From the National Geographic Sea Bird in the Pacific Northwest
Oct 14, 2012 - National Geographic Sea Bird
The day began and ended cloudy and cool, but midday was sunny and warm. Guests shed layers to accommodate higher temperatures. Nobody complained about the weather.
The National Geographic Sea Bird was anchored at Clarkston, Washington, the eastern-most port of our Columbia and Snake River voyage. Guests had the unenviable choice of heading on up the Snake River on jet boats, or embarking on a Lewis-and-Clark site tour of the Clearwater River. Most wished that somehow both trips could be accommodated, but the definition of freedom, and the bane, is the necessity of choice. No matter what one’s preferences, each group championed its own choice, and both were right.

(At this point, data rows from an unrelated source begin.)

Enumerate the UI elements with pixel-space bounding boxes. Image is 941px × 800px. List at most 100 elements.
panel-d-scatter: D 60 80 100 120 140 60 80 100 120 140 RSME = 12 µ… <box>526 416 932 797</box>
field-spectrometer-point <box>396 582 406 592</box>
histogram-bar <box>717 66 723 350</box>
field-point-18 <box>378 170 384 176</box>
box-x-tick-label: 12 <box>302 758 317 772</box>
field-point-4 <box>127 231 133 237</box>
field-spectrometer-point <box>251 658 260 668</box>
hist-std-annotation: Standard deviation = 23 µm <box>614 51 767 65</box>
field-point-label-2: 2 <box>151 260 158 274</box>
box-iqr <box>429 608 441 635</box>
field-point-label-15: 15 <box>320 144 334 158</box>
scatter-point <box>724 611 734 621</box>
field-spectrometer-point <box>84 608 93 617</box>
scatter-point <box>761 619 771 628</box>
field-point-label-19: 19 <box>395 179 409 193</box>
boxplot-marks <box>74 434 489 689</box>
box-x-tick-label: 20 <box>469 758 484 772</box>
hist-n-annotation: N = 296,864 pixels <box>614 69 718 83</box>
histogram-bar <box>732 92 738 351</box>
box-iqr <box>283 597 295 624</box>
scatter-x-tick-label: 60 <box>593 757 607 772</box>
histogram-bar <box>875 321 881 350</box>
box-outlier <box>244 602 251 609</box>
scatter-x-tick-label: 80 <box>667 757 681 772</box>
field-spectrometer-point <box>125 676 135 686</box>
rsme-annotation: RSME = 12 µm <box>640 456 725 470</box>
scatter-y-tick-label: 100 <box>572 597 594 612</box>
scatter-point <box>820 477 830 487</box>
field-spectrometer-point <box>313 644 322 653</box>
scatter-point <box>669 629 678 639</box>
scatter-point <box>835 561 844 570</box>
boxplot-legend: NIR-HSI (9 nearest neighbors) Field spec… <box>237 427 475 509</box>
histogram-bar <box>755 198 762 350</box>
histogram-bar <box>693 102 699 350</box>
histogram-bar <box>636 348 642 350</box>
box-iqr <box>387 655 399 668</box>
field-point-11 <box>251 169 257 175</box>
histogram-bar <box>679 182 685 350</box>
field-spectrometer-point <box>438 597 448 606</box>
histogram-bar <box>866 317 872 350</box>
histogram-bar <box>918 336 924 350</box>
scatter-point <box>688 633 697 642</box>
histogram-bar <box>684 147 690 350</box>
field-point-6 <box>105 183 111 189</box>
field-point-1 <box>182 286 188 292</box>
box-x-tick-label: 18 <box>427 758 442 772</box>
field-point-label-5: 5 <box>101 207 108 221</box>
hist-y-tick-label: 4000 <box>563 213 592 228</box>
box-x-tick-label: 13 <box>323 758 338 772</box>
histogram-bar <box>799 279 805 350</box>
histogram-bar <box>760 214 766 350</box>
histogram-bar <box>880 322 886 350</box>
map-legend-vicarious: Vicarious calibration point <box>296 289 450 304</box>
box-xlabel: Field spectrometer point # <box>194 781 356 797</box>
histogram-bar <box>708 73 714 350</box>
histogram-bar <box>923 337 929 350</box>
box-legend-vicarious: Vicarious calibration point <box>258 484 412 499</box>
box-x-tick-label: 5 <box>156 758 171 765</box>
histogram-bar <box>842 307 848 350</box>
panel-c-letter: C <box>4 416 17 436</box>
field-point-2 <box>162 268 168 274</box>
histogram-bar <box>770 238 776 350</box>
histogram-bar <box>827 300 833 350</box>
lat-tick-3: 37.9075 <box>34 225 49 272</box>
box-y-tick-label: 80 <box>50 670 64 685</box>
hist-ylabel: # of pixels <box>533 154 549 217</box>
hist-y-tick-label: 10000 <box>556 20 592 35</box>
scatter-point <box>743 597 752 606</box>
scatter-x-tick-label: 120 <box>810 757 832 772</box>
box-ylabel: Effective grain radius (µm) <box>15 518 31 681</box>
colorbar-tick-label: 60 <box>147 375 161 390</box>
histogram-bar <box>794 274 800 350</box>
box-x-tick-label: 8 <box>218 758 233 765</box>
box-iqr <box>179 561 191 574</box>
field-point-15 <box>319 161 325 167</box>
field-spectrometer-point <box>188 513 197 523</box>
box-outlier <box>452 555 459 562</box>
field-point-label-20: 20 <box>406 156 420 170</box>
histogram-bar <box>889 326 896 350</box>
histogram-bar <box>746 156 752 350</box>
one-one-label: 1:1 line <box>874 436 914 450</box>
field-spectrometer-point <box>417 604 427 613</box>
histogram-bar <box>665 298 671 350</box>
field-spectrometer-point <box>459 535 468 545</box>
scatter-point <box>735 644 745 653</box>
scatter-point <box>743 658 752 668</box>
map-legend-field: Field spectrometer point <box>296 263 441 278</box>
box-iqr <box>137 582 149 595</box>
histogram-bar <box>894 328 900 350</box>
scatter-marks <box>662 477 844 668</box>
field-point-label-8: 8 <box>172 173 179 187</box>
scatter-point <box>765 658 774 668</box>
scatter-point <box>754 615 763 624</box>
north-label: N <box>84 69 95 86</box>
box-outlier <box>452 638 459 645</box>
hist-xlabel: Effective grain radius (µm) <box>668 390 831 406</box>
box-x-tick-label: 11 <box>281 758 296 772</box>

Jet-boating into the Hell’s Canyon National Recreation Area is to almost leave civilization. There are no roads; even postal deliveries are by boat. But wildlife viewings compensate for the lack of McDonalds. Jet boaters saw Rocky Mountain Bighorn Sheep (almost a daily attraction hereabouts), mule deer, Great Blue Herons, and bald eagles. More than fifty miles up, the canyon dominates. But intrepid miners sought gold, dug tunnels, built smelters, and sunk steamships in olden times. Ancient Indian petroglyphs are even older. No jet-boaters regretted this environmental, geological, and historical exercise.
The “Clarkies” (Lewis and Clark fans) headed up the Clearwater River to visit the most concentrated collection of (almost unchanged) L & C sites anywhere in the country. Guided by the intrepid Lin Laughey, who knows more about the area than Google, we walked where the explorers walked, stood where they stood, and almost emulated their movements. Lee Hamilton, wilderness skills expert, prepared us for the arduous journey across the Bitterroot Mountains. All felt we were a part of early American history, and we appreciated it.
If there are better days on a Lindblad-National Geographic expedition, we don’t want to hear about it.